When politicians say “We’ll never forget you”, it is time to start counting the silver. Politicians have intoned words to this effect about those who have served in all the wars since the 1885 campaign in the Sudan.
The Australian War Memorial in Canberra is intended to be the national public expression of that remembrance, not only of those killed in war but of all of those who have served the nation in time of peril. But as the current controversy about the need to find commercial sponsorship of the playing of the Last Post indicates, the eternal gratitude of our political leaders does not extend to actually paying for the remembrance of our soldiers, sailors and airmen and women.
It is not just the Last Post; that is just the latest example. Many of the exhibitions in the Museum also have commercial sponsors, and this has been going on for a long time.
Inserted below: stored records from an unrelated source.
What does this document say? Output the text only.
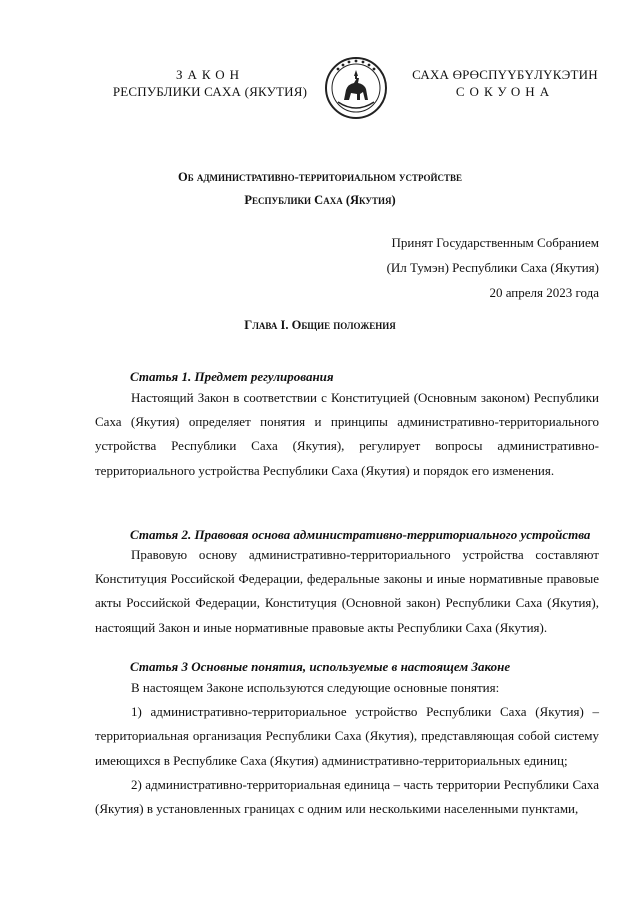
ЗАКОН
РЕСПУБЛИКИ САХА (ЯКУТИЯ)
САХА ӨРӨСПҮҮБҮЛҮКЭТИН
СОКУОНА
Об административно-территориальном устройстве
Республики Саха (Якутия)
Принят Государственным Собранием
(Ил Тумэн) Республики Саха (Якутия)
20 апреля 2023 года
Глава I. Общие положения
Статья 1. Предмет регулирования

Настоящий Закон в соответствии с Конституцией (Основным законом) Республики Саха (Якутия) определяет понятия и принципы административно-территориального устройства Республики Саха (Якутия), регулирует вопросы административно-территориального устройства Республики Саха (Якутия) и порядок его изменения.

Статья 2. Правовая основа административно-территориального устройства

Правовую основу административно-территориального устройства составляют Конституция Российской Федерации, федеральные законы и иные нормативные правовые акты Российской Федерации, Конституция (Основной закон) Республики Саха (Якутия), настоящий Закон и иные нормативные правовые акты Республики Саха (Якутия).

Статья 3 Основные понятия, используемые в настоящем Законе

В настоящем Законе используются следующие основные понятия:

1) административно-территориальное устройство Республики Саха (Якутия) – территориальная организация Республики Саха (Якутия), представляющая собой систему имеющихся в Республике Саха (Якутия) административно-территориальных единиц;

2) административно-территориальная единица – часть территории Республики Саха (Якутия) в установленных границах с одним или несколькими населенными пунктами,
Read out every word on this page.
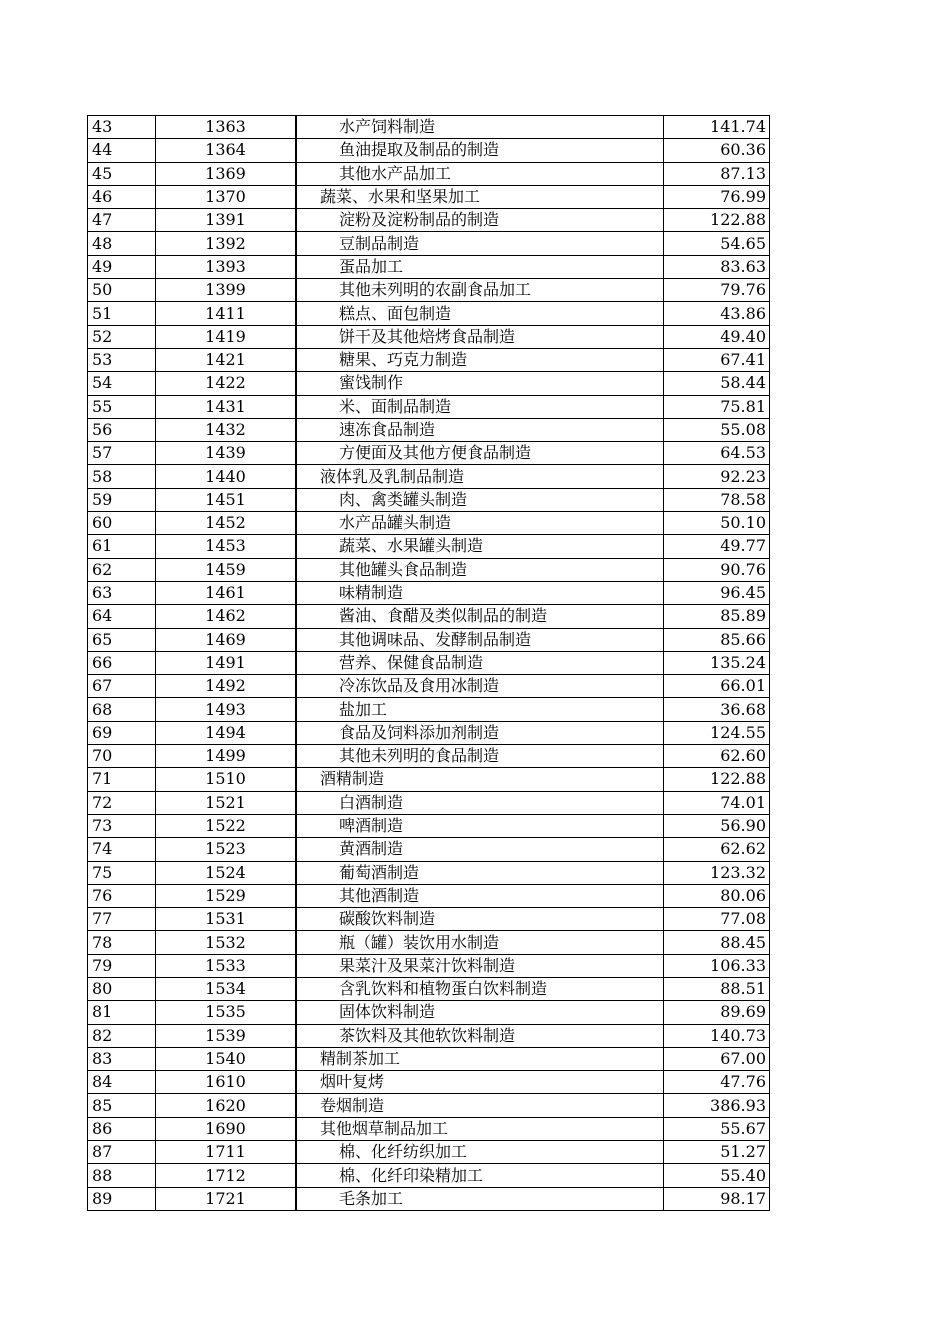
43	1363	水产饲料制造	141.74
44	1364	鱼油提取及制品的制造	60.36
45	1369	其他水产品加工	87.13
46	1370	蔬菜、水果和坚果加工	76.99
47	1391	淀粉及淀粉制品的制造	122.88
48	1392	豆制品制造	54.65
49	1393	蛋品加工	83.63
50	1399	其他未列明的农副食品加工	79.76
51	1411	糕点、面包制造	43.86
52	1419	饼干及其他焙烤食品制造	49.40
53	1421	糖果、巧克力制造	67.41
54	1422	蜜饯制作	58.44
55	1431	米、面制品制造	75.81
56	1432	速冻食品制造	55.08
57	1439	方便面及其他方便食品制造	64.53
58	1440	液体乳及乳制品制造	92.23
59	1451	肉、禽类罐头制造	78.58
60	1452	水产品罐头制造	50.10
61	1453	蔬菜、水果罐头制造	49.77
62	1459	其他罐头食品制造	90.76
63	1461	味精制造	96.45
64	1462	酱油、食醋及类似制品的制造	85.89
65	1469	其他调味品、发酵制品制造	85.66
66	1491	营养、保健食品制造	135.24
67	1492	冷冻饮品及食用冰制造	66.01
68	1493	盐加工	36.68
69	1494	食品及饲料添加剂制造	124.55
70	1499	其他未列明的食品制造	62.60
71	1510	酒精制造	122.88
72	1521	白酒制造	74.01
73	1522	啤酒制造	56.90
74	1523	黄酒制造	62.62
75	1524	葡萄酒制造	123.32
76	1529	其他酒制造	80.06
77	1531	碳酸饮料制造	77.08
78	1532	瓶（罐）装饮用水制造	88.45
79	1533	果菜汁及果菜汁饮料制造	106.33
80	1534	含乳饮料和植物蛋白饮料制造	88.51
81	1535	固体饮料制造	89.69
82	1539	茶饮料及其他软饮料制造	140.73
83	1540	精制茶加工	67.00
84	1610	烟叶复烤	47.76
85	1620	卷烟制造	386.93
86	1690	其他烟草制品加工	55.67
87	1711	棉、化纤纺织加工	51.27
88	1712	棉、化纤印染精加工	55.40
89	1721	毛条加工	98.17
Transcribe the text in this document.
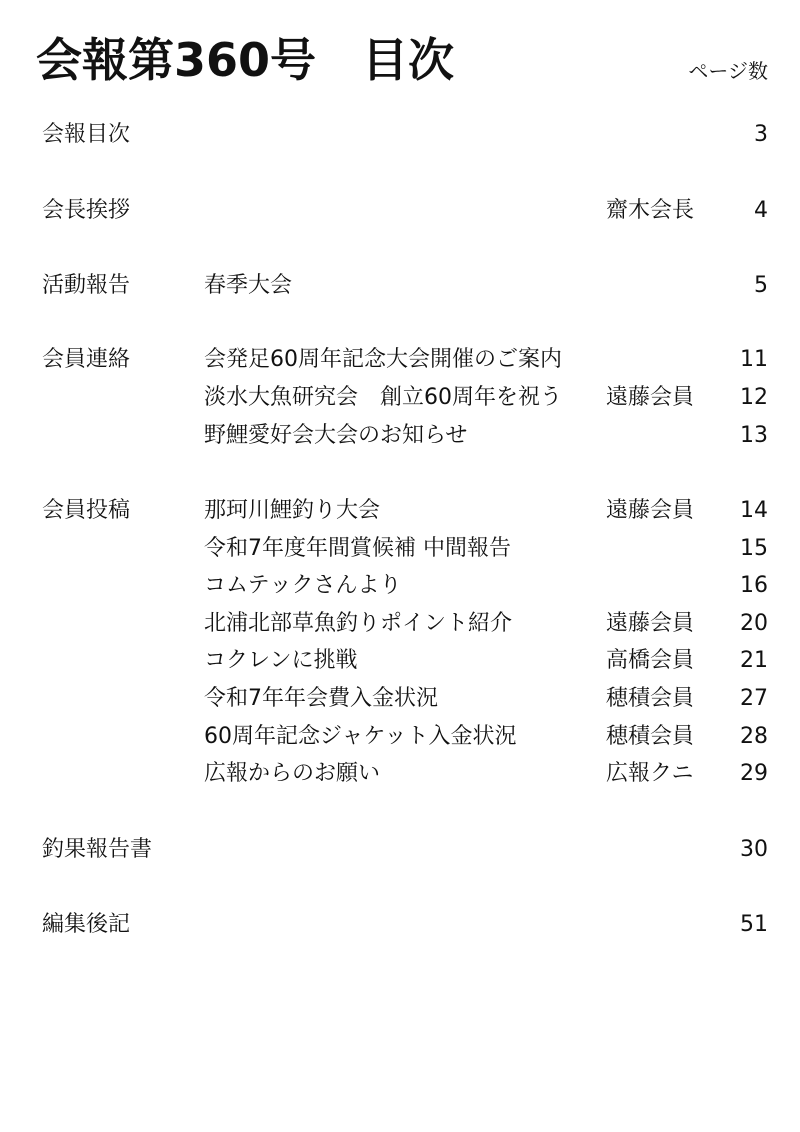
会報第360号　目次	ページ数
会報目次	3
会長挨拶	齋木会長	4
活動報告	春季大会	5
会員連絡	会発足60周年記念大会開催のご案内	11
淡水大魚研究会　創立60周年を祝う 遠藤会員 12
野鯉愛好会大会のお知らせ	13
会員投稿	那珂川鯉釣り大会	遠藤会員 14
令和7年度年間賞候補 中間報告	15
コムテックさんより	16
北浦北部草魚釣りポイント紹介	遠藤会員 20
コクレンに挑戦	高橋会員 21
令和7年年会費入金状況	穂積会員 27
60周年記念ジャケット入金状況	穂積会員 28
広報からのお願い	広報クニ 29
釣果報告書	30
編集後記	51
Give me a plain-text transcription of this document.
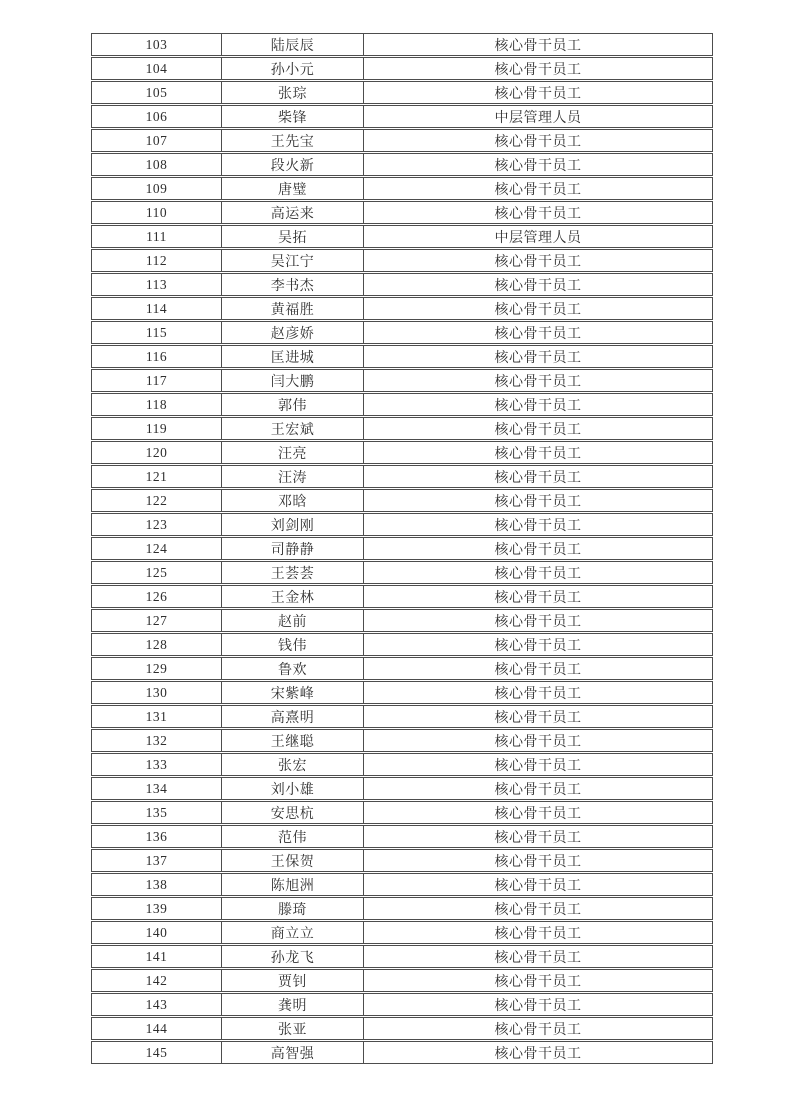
103	陆辰辰	核心骨干员工
104	孙小元	核心骨干员工
105	张琮	核心骨干员工
106	柴锋	中层管理人员
107	王先宝	核心骨干员工
108	段火新	核心骨干员工
109	唐璧	核心骨干员工
110	高运来	核心骨干员工
111	吴拓	中层管理人员
112	吴江宁	核心骨干员工
113	李书杰	核心骨干员工
114	黄福胜	核心骨干员工
115	赵彦娇	核心骨干员工
116	匡进城	核心骨干员工
117	闫大鹏	核心骨干员工
118	郭伟	核心骨干员工
119	王宏斌	核心骨干员工
120	汪亮	核心骨干员工
121	汪涛	核心骨干员工
122	邓晗	核心骨干员工
123	刘剑刚	核心骨干员工
124	司静静	核心骨干员工
125	王荟荟	核心骨干员工
126	王金林	核心骨干员工
127	赵前	核心骨干员工
128	钱伟	核心骨干员工
129	鲁欢	核心骨干员工
130	宋紫峰	核心骨干员工
131	高熹明	核心骨干员工
132	王继聪	核心骨干员工
133	张宏	核心骨干员工
134	刘小雄	核心骨干员工
135	安思杭	核心骨干员工
136	范伟	核心骨干员工
137	王保贺	核心骨干员工
138	陈旭洲	核心骨干员工
139	滕琦	核心骨干员工
140	商立立	核心骨干员工
141	孙龙飞	核心骨干员工
142	贾钊	核心骨干员工
143	龚明	核心骨干员工
144	张亚	核心骨干员工
145	高智强	核心骨干员工
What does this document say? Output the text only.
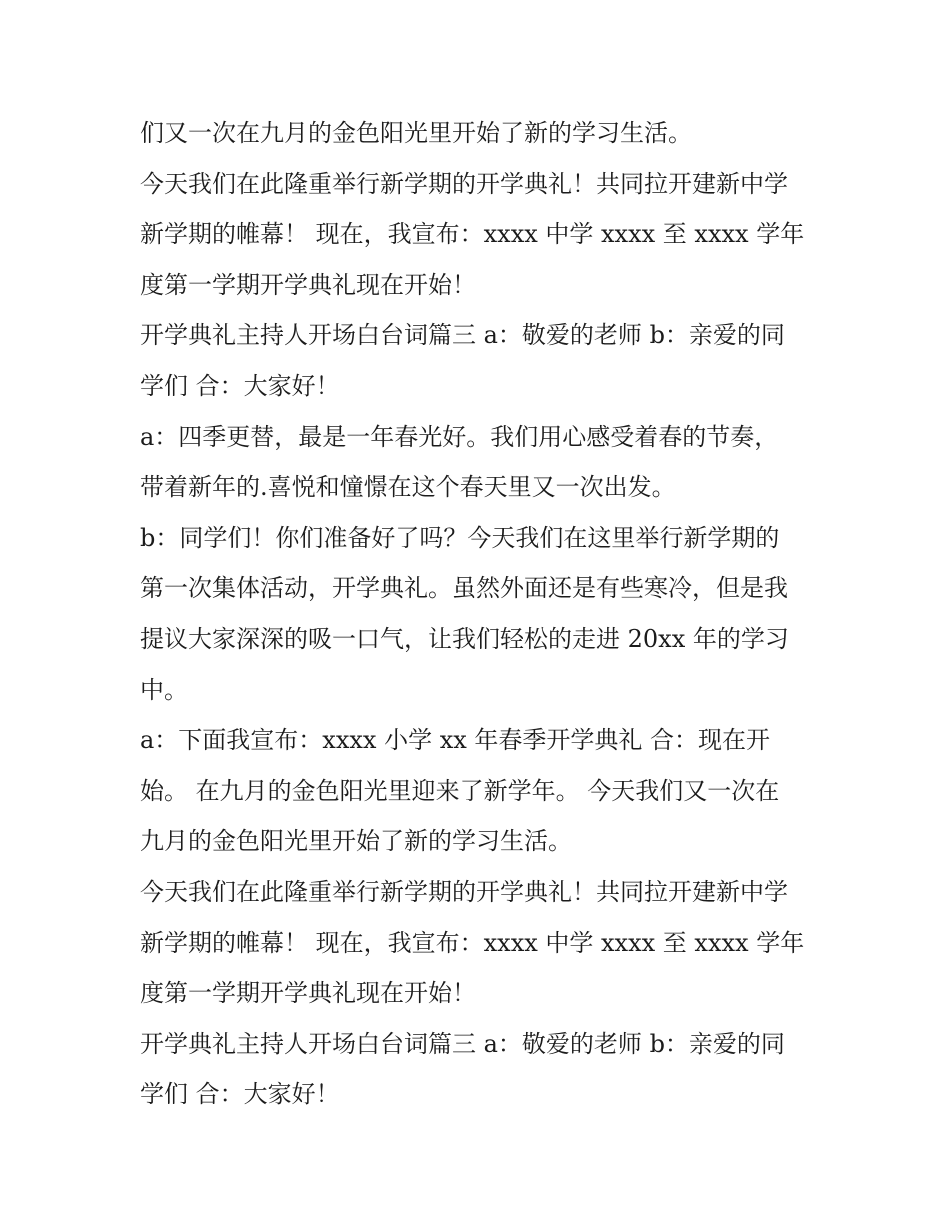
们又一次在九月的金色阳光里开始了新的学习生活。
今天我们在此隆重举行新学期的开学典礼！共同拉开建新中学
新学期的帷幕！ 现在，我宣布：xxxx 中学 xxxx 至 xxxx 学年
度第一学期开学典礼现在开始！
开学典礼主持人开场白台词篇三 a：敬爱的老师 b：亲爱的同
学们 合：大家好！
a：四季更替，最是一年春光好。我们用心感受着春的节奏，
带着新年的.喜悦和憧憬在这个春天里又一次出发。
b：同学们！你们准备好了吗？今天我们在这里举行新学期的
第一次集体活动，开学典礼。虽然外面还是有些寒冷，但是我
提议大家深深的吸一口气，让我们轻松的走进 20xx 年的学习
中。
a：下面我宣布：xxxx 小学 xx 年春季开学典礼 合：现在开
始。 在九月的金色阳光里迎来了新学年。 今天我们又一次在
九月的金色阳光里开始了新的学习生活。
今天我们在此隆重举行新学期的开学典礼！共同拉开建新中学
新学期的帷幕！ 现在，我宣布：xxxx 中学 xxxx 至 xxxx 学年
度第一学期开学典礼现在开始！
开学典礼主持人开场白台词篇三 a：敬爱的老师 b：亲爱的同
学们 合：大家好！
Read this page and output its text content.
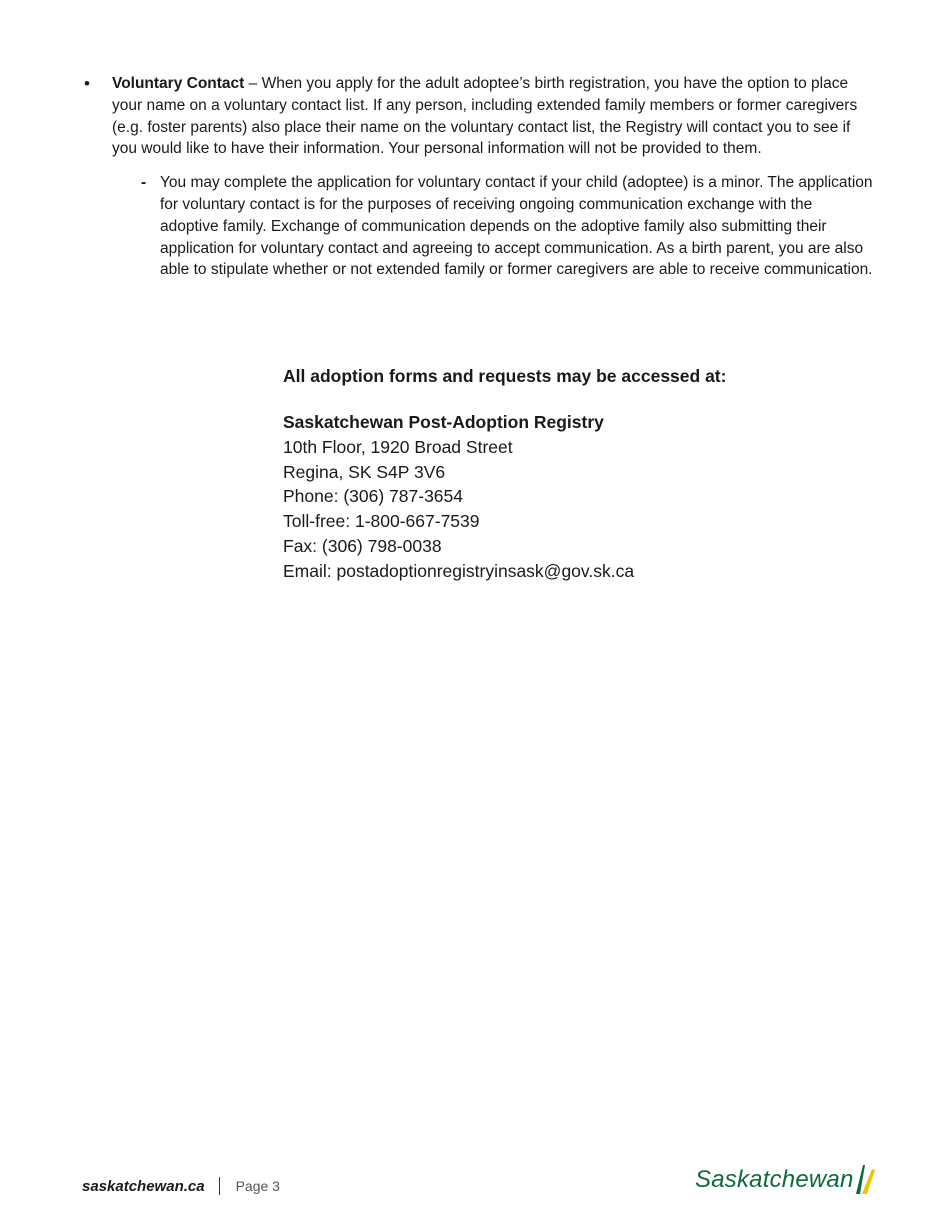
• Voluntary Contact – When you apply for the adult adoptee’s birth registration, you have the option to place your name on a voluntary contact list. If any person, including extended family members or former caregivers (e.g. foster parents) also place their name on the voluntary contact list, the Registry will contact you to see if you would like to have their information. Your personal information will not be provided to them.
- You may complete the application for voluntary contact if your child (adoptee) is a minor. The application for voluntary contact is for the purposes of receiving ongoing communication exchange with the adoptive family. Exchange of communication depends on the adoptive family also submitting their application for voluntary contact and agreeing to accept communication. As a birth parent, you are also able to stipulate whether or not extended family or former caregivers are able to receive communication.

All adoption forms and requests may be accessed at:

Saskatchewan Post-Adoption Registry
10th Floor, 1920 Broad Street
Regina, SK S4P 3V6
Phone: (306) 787-3654
Toll-free: 1-800-667-7539
Fax: (306) 798-0038
Email: postadoptionregistryinsask@gov.sk.ca
saskatchewan.ca Page 3	Saskatchewan
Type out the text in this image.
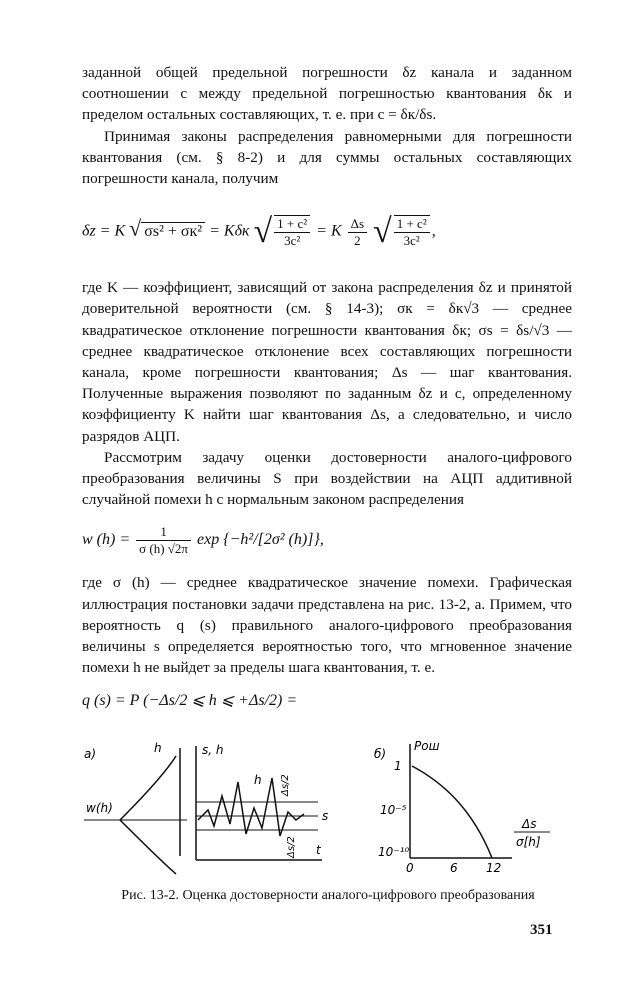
заданной общей предельной погрешности δz канала и заданном соотношении c между предельной погрешностью квантования δк и пределом остальных составляющих, т. е. при c = δк/δs.

Принимая законы распределения равномерными для погрешности квантования (см. § 8-2) и для суммы остальных составляющих погрешности канала, получим

δz = K √ σs² + σк² = Kδк √ $\frac{\text{1 + c²}}{\text{3c²}} = K \frac{\Delta s}{2}$ √ $\frac{\text{1 + c²}}{\text{3c²}}$ ,

где K — коэффициент, зависящий от закона распределения δz и принятой доверительной вероятности (см. § 14-3); σк = δк√3 — среднее квадратическое отклонение погрешности квантования δк; σs = δs/√3 — среднее квадратическое отклонение всех составляющих погрешности канала, кроме погрешности квантования; Δs — шаг квантования. Полученные выражения позволяют по заданным δz и c, определенному коэффициенту K найти шаг квантования Δs, а следовательно, и число разрядов АЦП.

Рассмотрим задачу оценки достоверности аналого-цифрового преобразования величины S при воздействии на АЦП аддитивной случайной помехи h с нормальным законом распределения

w $(h) = \frac{1}{\sigma (h) √2\pi}$ exp {−h²/[2σ² (h)]},

где σ (h) — среднее квадратическое значение помехи. Графическая иллюстрация постановки задачи представлена на рис. 13-2, a. Примем, что вероятность q (s) правильного аналого-цифрового преобразования величины s определяется вероятностью того, что мгновенное значение помехи h не выйдет за пределы шага квантования, т. е.

q (s) = P (−Δs/2 ⩽ h ⩽ +Δs/2) =
a)	h
w(h)
s, h
s
t
h Δs/2
Δs/2
б)
Pош
1
10⁻⁵
10⁻¹⁰
0	6 12
Δs
σ[h]
Рис. 13-2. Оценка достоверности аналого-цифрового преобразования
351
One would have thought that the kind of remembrance that the national war memorial represents would be considered a small but important part of the core business of the national government of any self-respecting nation. Regrettably our political leaders have far more important things to spend our money on, like bribing voters in marginal electorates and spending money in ways they think will make them popular. The Howard Government was able to find $8 million for the Western Bulldogs AFL club and the Rudd Government was able to find $4.5 million for the redevelopment of the Carlton Football Club’s facilities (see Commonwealth Grant for Carlton Football Club).
Perhaps it would be more appropriate to give that sort of money to the national war memorial and leave it to the football clubs to find the commercial sponsorships. Let’s get the corporate logos out of the War Memorial.
This scrounging for commercial sponsorship is a sad contrast to the faithfulness of the evening ceremony which takes place at the Menin Gate in Ypres, the gateway to the Ypres Salient battlefields, at 8.00 pm every day. Every evening the Gate, a busy thoroughfare, is closed to traffic while buglers of the local volunteer fire brigade play the Last Post in a moving ceremony which is an expression of the Belgian nation’s gratitude to the British and Commonwealth troops who fought for their freedom and independence in World War I.
This ceremony began with the inauguration of the Menin Gate Memorial in 1928 and continued for about four months. From 11 November 1929 it has taken place every day, in all weathers, with the exception of the period of the German Occupation, from 20 May 1940 to 6 September 1944. On the very evening that Polish forces liberated Ypres the ceremony was resumed at the Menin Gate, in spite of the heavy fighting still going on in other parts of the town.
Somehow after ninety years the good citizens of Ypres still manage to remember our brave lads without the need for commercial sponsorship.